BLBG: Dollar Falls to One-Week Low Versus Euro on U.S. Job Losses
The dollar fell to a one-week low against the euro after a report showed the U.S. unemployment rate rose to the highest level in more than 25 years.
“There are signs now in the market that the dollar is becoming more vulnerable,” said Lee Hardman, a London-based currency strategist at Bank of Tokyo-Mitsubishi Ltd., before the report’s release.
The dollar declined 1.5 percent to $1.2728 per euro at 8:35 a.m. in New York, from $1.2540 yesterday. The yen gained 1 percent to 97.08 per dollar from 98.07. The yen weakened 0.4 percent to 123.53 versus the euro from 123.

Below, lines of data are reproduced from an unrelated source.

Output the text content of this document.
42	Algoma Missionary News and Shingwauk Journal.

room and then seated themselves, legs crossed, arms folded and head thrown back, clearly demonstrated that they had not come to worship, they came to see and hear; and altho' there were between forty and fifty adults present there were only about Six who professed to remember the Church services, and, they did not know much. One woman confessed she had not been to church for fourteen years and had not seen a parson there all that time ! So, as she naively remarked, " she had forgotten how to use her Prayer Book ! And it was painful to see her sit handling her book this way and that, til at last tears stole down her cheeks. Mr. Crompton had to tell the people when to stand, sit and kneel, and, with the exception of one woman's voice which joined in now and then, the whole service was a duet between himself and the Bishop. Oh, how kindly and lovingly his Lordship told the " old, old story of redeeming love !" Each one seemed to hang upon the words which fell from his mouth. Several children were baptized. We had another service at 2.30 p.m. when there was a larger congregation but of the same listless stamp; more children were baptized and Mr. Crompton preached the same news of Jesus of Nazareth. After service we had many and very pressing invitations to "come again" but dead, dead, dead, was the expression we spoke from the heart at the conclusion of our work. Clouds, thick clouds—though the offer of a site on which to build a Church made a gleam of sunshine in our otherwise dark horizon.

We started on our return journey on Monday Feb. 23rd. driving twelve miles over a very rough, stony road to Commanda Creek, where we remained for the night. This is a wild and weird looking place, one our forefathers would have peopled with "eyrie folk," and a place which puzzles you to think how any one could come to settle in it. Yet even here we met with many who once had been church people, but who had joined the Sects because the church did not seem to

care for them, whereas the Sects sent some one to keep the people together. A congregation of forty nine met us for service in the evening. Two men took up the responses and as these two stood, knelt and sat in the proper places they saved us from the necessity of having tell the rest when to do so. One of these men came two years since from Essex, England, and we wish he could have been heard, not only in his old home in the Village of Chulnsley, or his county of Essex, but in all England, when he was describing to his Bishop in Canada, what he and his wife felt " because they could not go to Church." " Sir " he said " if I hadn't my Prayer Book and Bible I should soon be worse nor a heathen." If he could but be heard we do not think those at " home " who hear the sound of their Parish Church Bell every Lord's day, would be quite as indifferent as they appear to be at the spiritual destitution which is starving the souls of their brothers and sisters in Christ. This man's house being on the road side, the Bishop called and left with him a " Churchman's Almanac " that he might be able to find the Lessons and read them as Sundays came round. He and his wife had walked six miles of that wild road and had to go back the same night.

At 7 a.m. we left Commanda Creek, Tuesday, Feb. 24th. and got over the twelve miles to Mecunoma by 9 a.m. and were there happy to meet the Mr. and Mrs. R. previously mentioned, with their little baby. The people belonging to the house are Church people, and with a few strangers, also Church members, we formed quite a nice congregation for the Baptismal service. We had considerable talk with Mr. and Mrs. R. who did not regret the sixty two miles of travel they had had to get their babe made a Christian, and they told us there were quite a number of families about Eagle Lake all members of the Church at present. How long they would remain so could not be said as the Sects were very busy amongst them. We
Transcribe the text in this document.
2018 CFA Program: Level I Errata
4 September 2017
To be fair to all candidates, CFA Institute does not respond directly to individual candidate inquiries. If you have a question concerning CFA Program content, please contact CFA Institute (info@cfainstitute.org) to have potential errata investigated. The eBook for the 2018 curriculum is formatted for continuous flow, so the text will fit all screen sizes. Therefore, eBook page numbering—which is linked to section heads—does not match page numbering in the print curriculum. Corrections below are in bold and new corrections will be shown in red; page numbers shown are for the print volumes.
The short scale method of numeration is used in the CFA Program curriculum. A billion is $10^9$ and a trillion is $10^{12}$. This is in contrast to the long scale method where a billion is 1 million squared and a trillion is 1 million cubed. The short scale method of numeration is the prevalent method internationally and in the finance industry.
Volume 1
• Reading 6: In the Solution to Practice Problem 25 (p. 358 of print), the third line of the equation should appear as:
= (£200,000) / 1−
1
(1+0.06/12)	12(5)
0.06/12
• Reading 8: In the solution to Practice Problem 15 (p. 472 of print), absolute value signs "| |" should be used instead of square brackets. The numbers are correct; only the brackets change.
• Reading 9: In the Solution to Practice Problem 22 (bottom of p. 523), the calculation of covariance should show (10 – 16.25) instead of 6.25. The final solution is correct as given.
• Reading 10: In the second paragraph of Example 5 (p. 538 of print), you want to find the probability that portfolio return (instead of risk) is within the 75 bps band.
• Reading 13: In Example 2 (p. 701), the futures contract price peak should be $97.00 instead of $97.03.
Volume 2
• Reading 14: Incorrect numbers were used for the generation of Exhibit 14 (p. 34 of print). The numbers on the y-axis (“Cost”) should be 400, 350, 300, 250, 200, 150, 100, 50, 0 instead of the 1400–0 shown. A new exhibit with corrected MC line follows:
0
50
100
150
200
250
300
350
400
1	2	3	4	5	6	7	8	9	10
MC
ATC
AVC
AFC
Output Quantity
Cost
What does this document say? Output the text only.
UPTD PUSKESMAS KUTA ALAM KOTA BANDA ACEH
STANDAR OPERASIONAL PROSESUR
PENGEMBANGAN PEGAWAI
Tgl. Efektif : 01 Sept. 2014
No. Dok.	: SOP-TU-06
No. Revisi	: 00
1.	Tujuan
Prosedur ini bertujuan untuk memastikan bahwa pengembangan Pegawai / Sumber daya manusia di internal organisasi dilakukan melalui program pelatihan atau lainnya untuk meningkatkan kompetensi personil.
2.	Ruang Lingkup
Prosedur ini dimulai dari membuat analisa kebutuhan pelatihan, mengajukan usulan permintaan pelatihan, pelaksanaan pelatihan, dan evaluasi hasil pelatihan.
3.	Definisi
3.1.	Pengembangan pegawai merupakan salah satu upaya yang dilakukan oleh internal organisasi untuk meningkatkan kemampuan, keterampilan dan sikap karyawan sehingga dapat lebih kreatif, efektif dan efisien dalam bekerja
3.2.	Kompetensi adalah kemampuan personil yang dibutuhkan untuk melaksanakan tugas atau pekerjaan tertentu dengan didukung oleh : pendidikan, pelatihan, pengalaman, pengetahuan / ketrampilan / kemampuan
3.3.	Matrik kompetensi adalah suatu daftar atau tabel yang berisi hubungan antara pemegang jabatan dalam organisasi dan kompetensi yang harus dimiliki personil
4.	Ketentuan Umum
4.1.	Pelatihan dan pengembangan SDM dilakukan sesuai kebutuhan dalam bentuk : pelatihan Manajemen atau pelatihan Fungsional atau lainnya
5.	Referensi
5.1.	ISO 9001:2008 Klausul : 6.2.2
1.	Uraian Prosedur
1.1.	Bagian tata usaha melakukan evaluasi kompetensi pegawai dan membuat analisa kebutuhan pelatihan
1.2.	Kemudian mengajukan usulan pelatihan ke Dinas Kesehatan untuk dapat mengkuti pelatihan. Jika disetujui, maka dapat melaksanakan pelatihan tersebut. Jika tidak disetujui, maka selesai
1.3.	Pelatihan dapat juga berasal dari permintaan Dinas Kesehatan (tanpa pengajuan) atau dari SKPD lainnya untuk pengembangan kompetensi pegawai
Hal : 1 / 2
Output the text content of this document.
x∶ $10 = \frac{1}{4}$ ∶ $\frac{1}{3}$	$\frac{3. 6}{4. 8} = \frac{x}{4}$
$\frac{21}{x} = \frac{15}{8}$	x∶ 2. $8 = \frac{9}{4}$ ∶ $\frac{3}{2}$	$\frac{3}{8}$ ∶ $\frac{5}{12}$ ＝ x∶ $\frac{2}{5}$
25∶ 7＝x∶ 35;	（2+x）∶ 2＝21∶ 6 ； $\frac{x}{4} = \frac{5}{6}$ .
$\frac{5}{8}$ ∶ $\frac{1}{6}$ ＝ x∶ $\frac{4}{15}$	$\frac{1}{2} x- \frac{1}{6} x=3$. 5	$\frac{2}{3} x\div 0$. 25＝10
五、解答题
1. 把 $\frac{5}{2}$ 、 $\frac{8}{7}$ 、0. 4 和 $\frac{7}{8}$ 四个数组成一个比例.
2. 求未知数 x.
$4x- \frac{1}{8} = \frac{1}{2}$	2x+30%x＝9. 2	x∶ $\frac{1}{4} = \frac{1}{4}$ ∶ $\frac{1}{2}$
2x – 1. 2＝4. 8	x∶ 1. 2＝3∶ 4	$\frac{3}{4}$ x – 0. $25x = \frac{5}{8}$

The U.S. currency appreciated 1.1 percent versus the euro in February, its second straight monthly gain, as investors sought refuge from global economic turmoil. The dollar strengthened 4.4 percent in 2008.
Employers eliminated 651,000 jobs last month, following a reduction of 655,000 in January, the Labor Department reported today in Washington. The median forecast of economists surveyed by Bloomberg News was for a decrease of 650,000. The jobless rate increased to 8.1 percent, the highest level since December 1983, from 7.6 percent in the previous month.
The unemployment rate may eventually exceed 10 percent, said Martin Feldstein, a Harvard University economics professor and former adviser to President Ronald Reagan, in a January interview on Bloomberg Television.
Jobless Claims
More than 600,000 Americans filed claims for jobless benefits for a fifth straight week, the worst performance since 1982, the Labor Department reported yesterday.
“Labor market conditions may have worsened further in recent weeks,” Federal Reserve Chairman Ben S. Bernanke said in testimony before the Senate Budget Committee this week.
The dollar fell 0.7 percent against the euro when the Labor Department last reported job losses on Feb. 6. Demand for the safety of the greenback dropped on bets congressional passage of a U.S. economic stimulus package was imminent. President Barack Obama signed the bill into law on Feb. 17.
Investors have been “increasingly disinclined” to trade currencies on the day the Labor Department releases its payrolls report, contributing to the dollar’s “erratic” response to the data, according to a note by Citigroup Inc. on Jan. 7.
“Payroll days, after the initial knee jerk, have actually been relatively low net-movement days for the dollar,” said Ron Leven, strategist at Morgan Stanley in New York, yesterday.